De nombreux moyens d'information sont par ailleurs donnés aux maires, l'idée étant qu'ils disposent d'une vue d'ensemble sur les problématiques liées à la prévention de la délinquance et puissent proposer des réponses adaptées en amont. La loi place ainsi l'élu au coeur d'un dispositif de secret professionnel partagé, lui ouvrant l'accès à un certain nombre de données confidentielles sur ses administrés. Le texte étoffe également l'information du maire sur l'absentéisme scolaire ou encore sur les troubles à l'ordre public commis sur le territoire de sa commune.

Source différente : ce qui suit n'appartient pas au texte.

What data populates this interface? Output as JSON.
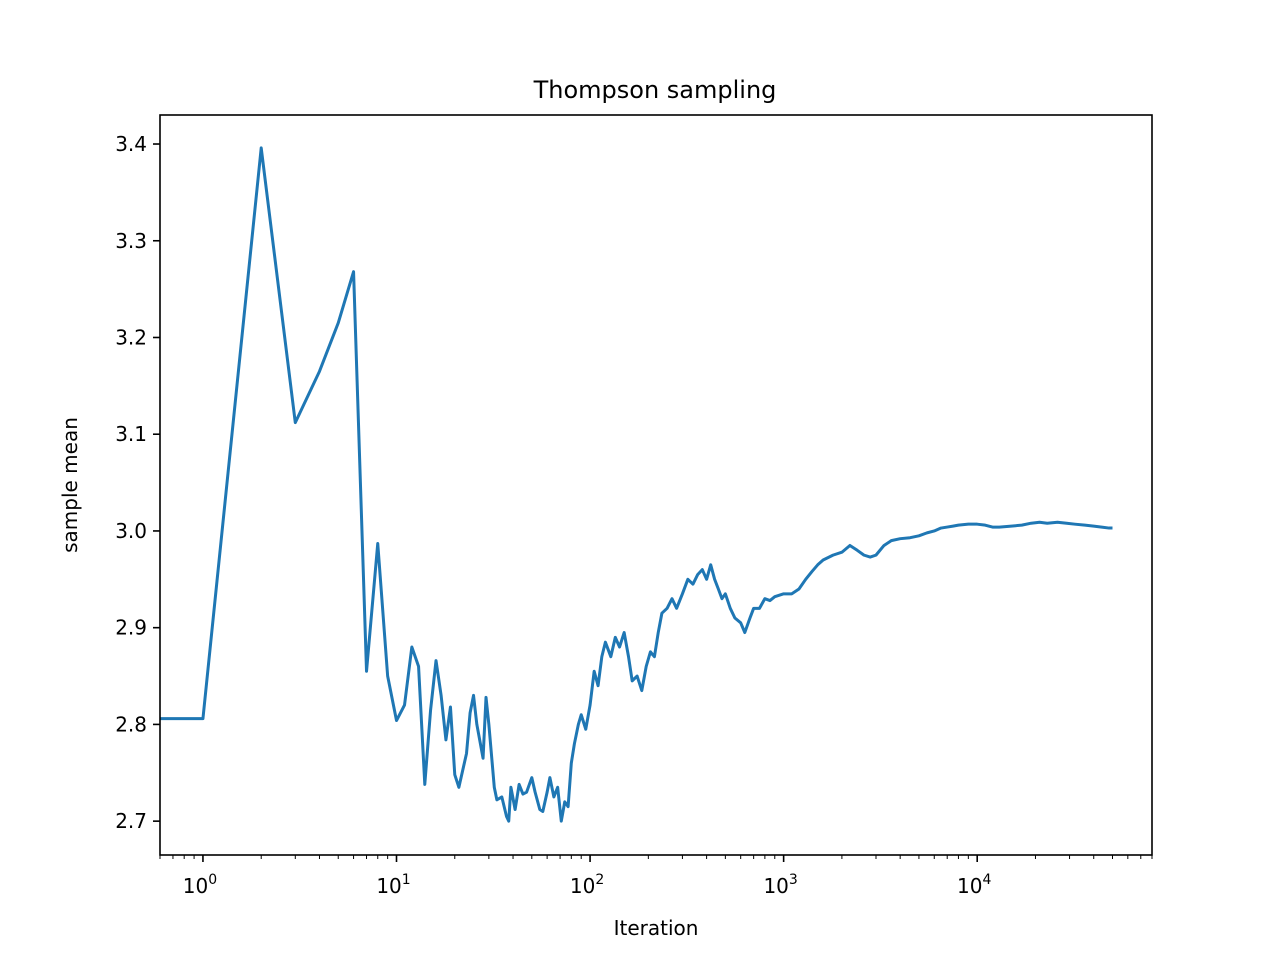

Enfin, la loi accorde encore aux édiles de nouvelles procédures pour leur permettre d'agir tant contre ceux que le gouvernement appelle les « parents défaillants » que contre les fauteurs de trouble eux-mêmes en cas d'incivilités.

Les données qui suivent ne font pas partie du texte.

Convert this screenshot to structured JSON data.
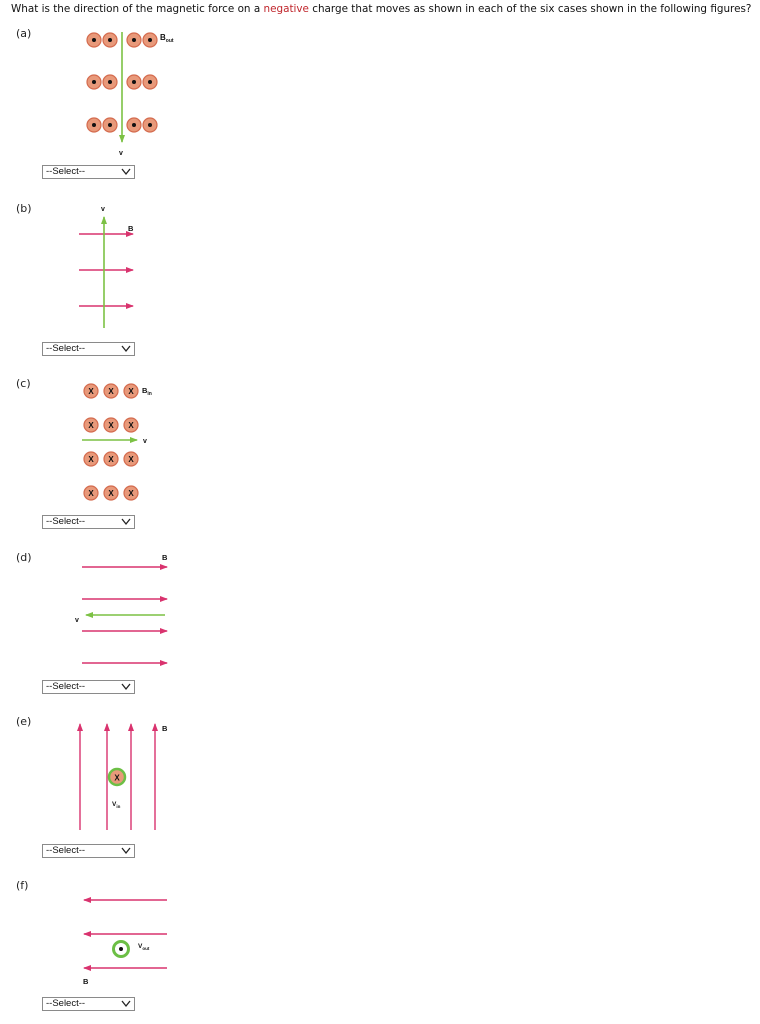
{
  "question": {
    "prefix": "What is the direction of the magnetic force on a ",
    "highlight": "negative",
    "suffix": " charge that moves as shown in each of the six cases shown in the following figures?"
  },
  "colors": {
    "field_line": "#d9336e",
    "velocity": "#7cc144",
    "field_dot_fill": "#e8997a",
    "field_dot_ring": "#d46b4e",
    "charge_ring": "#6cbf45",
    "highlight_text": "#c0262c"
  },
  "parts": [
    {
      "label": "(a)",
      "field_label": "B",
      "field_sub": "out",
      "velocity_label": "v",
      "select": "--Select--"
    },
    {
      "label": "(b)",
      "field_label": "B",
      "velocity_label": "v",
      "select": "--Select--"
    },
    {
      "label": "(c)",
      "field_label": "B",
      "field_sub": "in",
      "velocity_label": "v",
      "cross_symbol": "X",
      "select": "--Select--"
    },
    {
      "label": "(d)",
      "field_label": "B",
      "velocity_label": "v",
      "select": "--Select--"
    },
    {
      "label": "(e)",
      "field_label": "B",
      "velocity_label": "V",
      "velocity_sub": "in",
      "cross_symbol": "X",
      "select": "--Select--"
    },
    {
      "label": "(f)",
      "field_label": "B",
      "velocity_label": "V",
      "velocity_sub": "out",
      "select": "--Select--"
    }
  ]
}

En matière de prévention de la délinquance, la coordination et l'échange d'informations au niveau local est « essentiel » dans la mesure où il s'agit d'un domaine « qui engage des acteurs aussi divers que des policiers, des magistrats, des enseignants, des médecins et des travailleurs sociaux », expliquait le Premier ministre, Dominique de Villepin, en 2006 à l'occasion d'un comité interministériel de prévention de la délinquance. Or, pour son gouvernement, le maire est le mieux placé pour jouer le rôle de pilote, puisqu'il est en contact avec tous ces intervenants. C'est la raison pour laquelle la loi du 5 mars 2007 le place au centre de la politique de prévention de la délinquance.
Ce faisant, elle consacre législativement « la forte montée en puissance des municipalités dans le champ de la sécurité locale au cours des 20 dernières années », explique le rapporteur de la loi au Sénat, Jean-René Lecerf (Rap. Sén. n° 132, décembre 2006, Lecerf, page 29). Ainsi, « cette reconnaissance par la loi doit finir d'ancrer la légitimité du maire dans ce domaine vis-à-vis des autres partenaires comme l'Etat et le département ».
La loi prévoit tout d'abord que le maire, par son « pouvoir de police », concourt non plus seulement à l'exercice des missions de sécurité publique mais aussi à celui des missions de prévention de la délinquance (code général des collectivités territoriales [CGCT], art. L. 2211-1 modifié).
Elle lui confie par ailleurs la mission d'animer sur le territoire de la commune la politique de prévention de la délinquance et d'en coordonner la mise en oeuvre (CGCT, art. L. 2211-4 nouveau). Il doit toutefois inscrire son action dans le respect des compétences des autres acteurs, comme :
le procureur de la République, désigné par la nouvelle loi comme l'animateur et le coordonnateur de la politique de prévention de la délinquance dans sa composante judiciaire, dans le ressort du tribunal de grande instance (code de procédure pénale [CPP], art. 39-1 nouveau) (voir encadré, page 18) ;
le procureur général, chargé dorénavant d'animer et de coordonner l'action des procureurs de la République en ce qui concerne tant la répression que la prévention des infractions à la loi pénale (CPP, art. 35 modifié) (voir encadré, page 18) ;
les établissements et les organismes intéressés, comme les autorités organisatrices de transports collectifs des voyageurs, par exemple, qui concourent désormais « aux actions de prévention de la délinquance et de sécurisation des personnels et des usagers dans ces transports » (art. 6 de la loi) ;
les collectivités publiques, comme le conseil général à qui la loi confie de nouvelles compétences puisqu'il concourt dorénavant « aux actions de prévention de la délinquance dans le cadre de l'exercice de ses compétences d'action sociale » (code de l'action sociale et des familles [CASF], art. 121-2 4° nouveau) (voir encadré, page 16).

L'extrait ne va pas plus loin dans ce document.